Sale al patio, ve las cubetas llenas de barro y montañas de paja seca. Hay reposeras apoyadas contra la pared revocada. Toma una y la abre en dirección al sol, la ubica donde el pasto está más mullido, más largo. El viento fresco mueve las copas de los árboles y obliga a la peperina a soltarse en el aire. Le asusta que regrese, ya no existen los límites, ni las institucio­nes, sólo le ajusta el elástico de la bombacha. Aún retiene sus juegos en los baños, sobre la alfombra de la biblioteca en recesos de invierno, en Pascuas, en algunos feriados. El calor del sol le abriga las tetas que ahora se ven más libres, más blandas.

Oye los pasos de él y cambia la posición de la reposera. Se obliga a ponerse erguida, a taparse con la remera. Escucha que está adentro y su cuerpo reacciona igual que cuando siente miedo. Tobías sale por la puerta de la cocina, viste una bata de tela rosada que lleva abierta, está toda deshilacha­da. En calzoncill­o, parece más largo y compacto. Tiene las piernas carnosas como los muslos de los caballos.

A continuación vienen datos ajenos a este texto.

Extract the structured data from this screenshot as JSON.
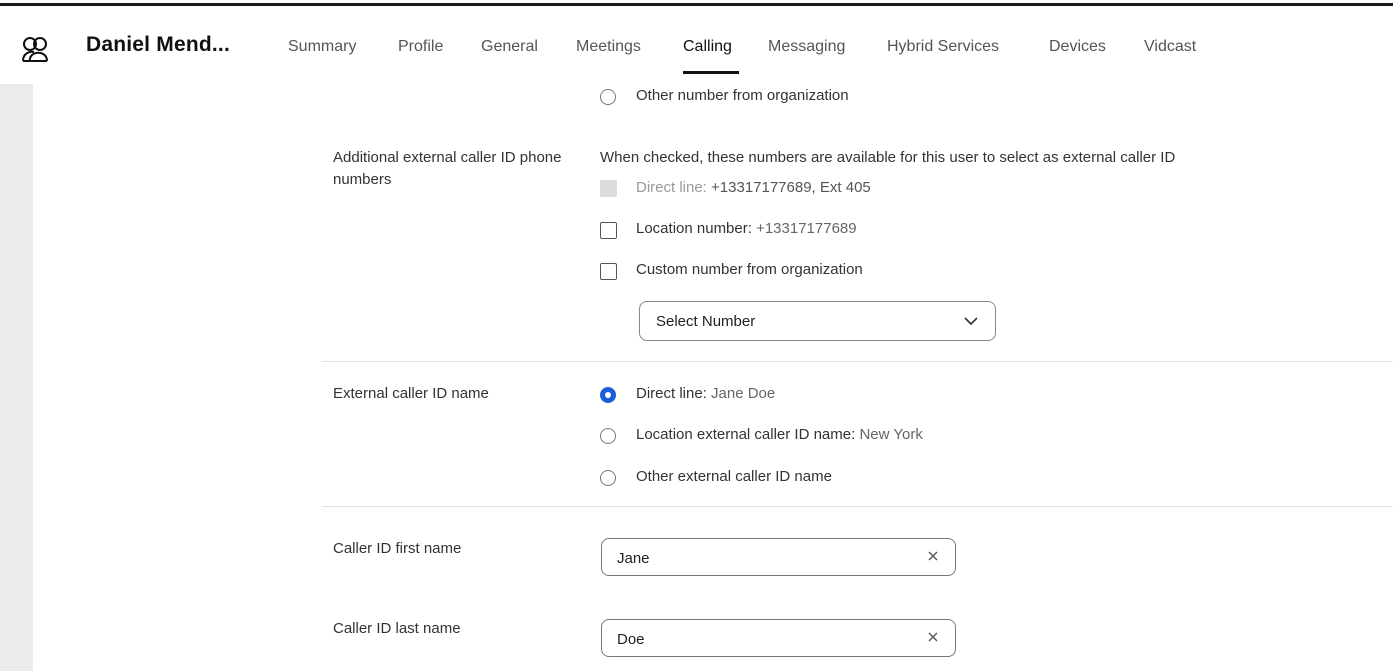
{
  "header": {
    "user_name": "Daniel Mend...",
    "tabs": [
      {
        "label": "Summary"
      },
      {
        "label": "Profile"
      },
      {
        "label": "General"
      },
      {
        "label": "Meetings"
      },
      {
        "label": "Calling",
        "active": true
      },
      {
        "label": "Messaging"
      },
      {
        "label": "Hybrid Services"
      },
      {
        "label": "Devices"
      },
      {
        "label": "Vidcast"
      }
    ]
  },
  "caller_id_number": {
    "other_org_label": "Other number from organization"
  },
  "additional": {
    "label": "Additional external caller ID phone numbers",
    "description": "When checked, these numbers are available for this user to select as external caller ID",
    "direct_line_label": "Direct line:",
    "direct_line_value": "+13317177689, Ext 405",
    "location_label": "Location number:",
    "location_value": "+13317177689",
    "custom_label": "Custom number from organization",
    "select_placeholder": "Select Number"
  },
  "external_name": {
    "label": "External caller ID name",
    "direct_line_label": "Direct line:",
    "direct_line_value": "Jane Doe",
    "location_label": "Location external caller ID name:",
    "location_value": "New York",
    "other_label": "Other external caller ID name"
  },
  "first_name": {
    "label": "Caller ID first name",
    "value": "Jane"
  },
  "last_name": {
    "label": "Caller ID last name",
    "value": "Doe"
  },
  "colors": {
    "accent": "#1a5ed6",
    "sidebar": "#ebebeb"
  }
}
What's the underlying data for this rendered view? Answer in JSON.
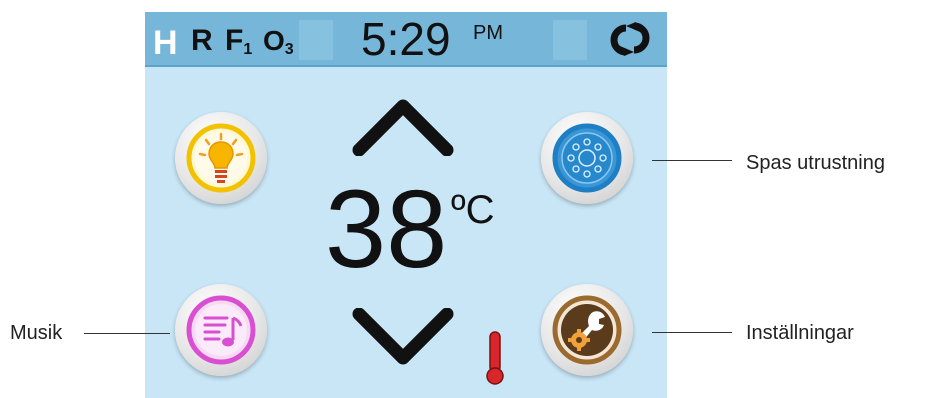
{
  "status_bar": {
    "indicator_h": "H",
    "indicator_r": "R",
    "indicator_f": "F",
    "indicator_f_sub": "1",
    "indicator_o": "O",
    "indicator_o_sub": "3",
    "time": "5:29",
    "ampm": "PM",
    "sync_icon": "sync-icon"
  },
  "temperature": {
    "value": "38",
    "unit": "ºC"
  },
  "buttons": {
    "light": {
      "icon": "lightbulb-icon"
    },
    "music": {
      "icon": "music-playlist-icon"
    },
    "equipment": {
      "icon": "jets-icon"
    },
    "settings": {
      "icon": "wrench-gear-icon"
    }
  },
  "callouts": {
    "equipment": "Spas utrustning",
    "music": "Musik",
    "settings": "Inställningar"
  },
  "colors": {
    "screen_bg": "#c9e6f6",
    "topbar_bg": "#76b6d8",
    "light_ring": "#f2c200",
    "music_ring": "#d94fd1",
    "equip_ring": "#1e7fc4",
    "settings_ring": "#9a6a2f",
    "thermo_red": "#d8262a"
  }
}
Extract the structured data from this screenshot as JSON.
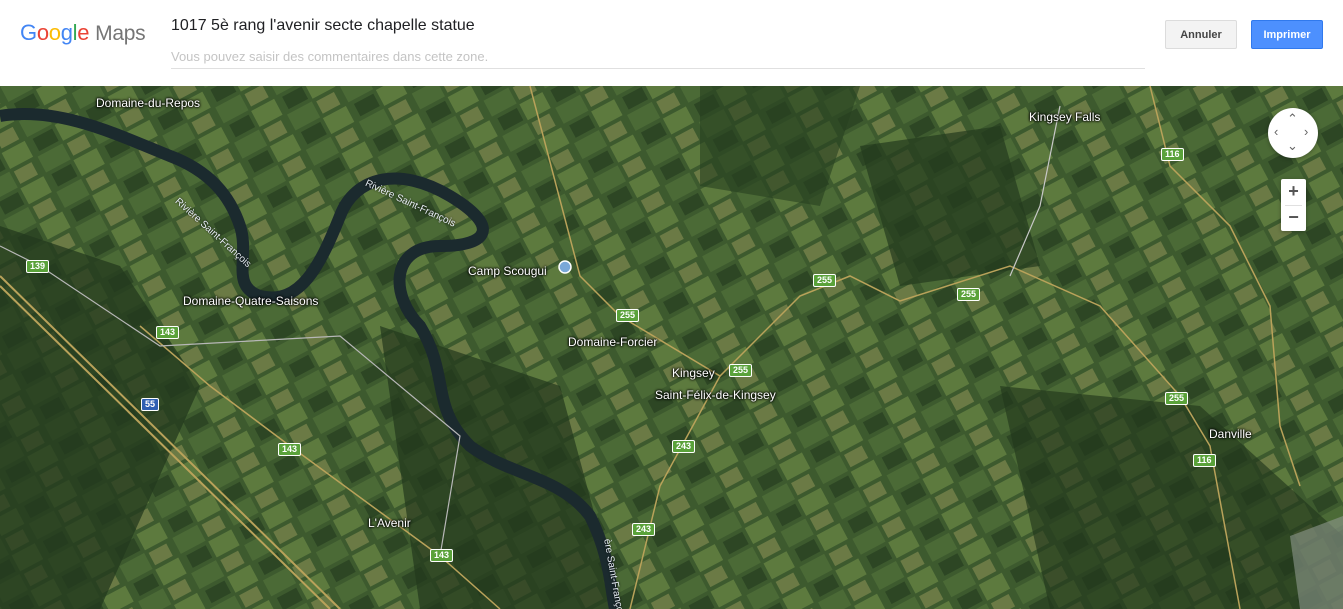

Camina hacia ella, le tiende la mano. Le apoya las manos sobre las caderas y la arrima, balancea su cuerpo contra el de ella, ensaya un baile. Siente los labios de Tobías cerca de las curvas de una de las orejas. Van girando sobre el eje de las piernas. Le saca la remera, la abraza y la acaricia como si su espalda fuera las cuerdas de un arpa. Ella se apoya en su hombro y baja la mano hacia el interior del calzoncill­o, ensaya un vaivén con los cinco dedos de la mano derecha, aprieta suave hasta sentir cómo se hinchan las venas. Se besan mientras van cayendo al pasto que todavía guarda rocío, quedan arrodillad­os. Tobías pasa el antebrazo entre las piernas de ella. El brazo se balancea hacia adelante y atrás, es una jeringa de sangre inyectándo­se al vacío. Todo se expande y acumula líquido. Caen entrelazad­os como dos víboras sobre el vapor de la tierra y el herbaje. Ya dejaron de moverse, pero todavía están mojados. El cielo empieza nublarse, él se levanta, la tapa con la bata. Ella lo mira irse, caminar hacia adentro de la casa, la carne suave y blanca de su culo brilla más cuando está en movimiento.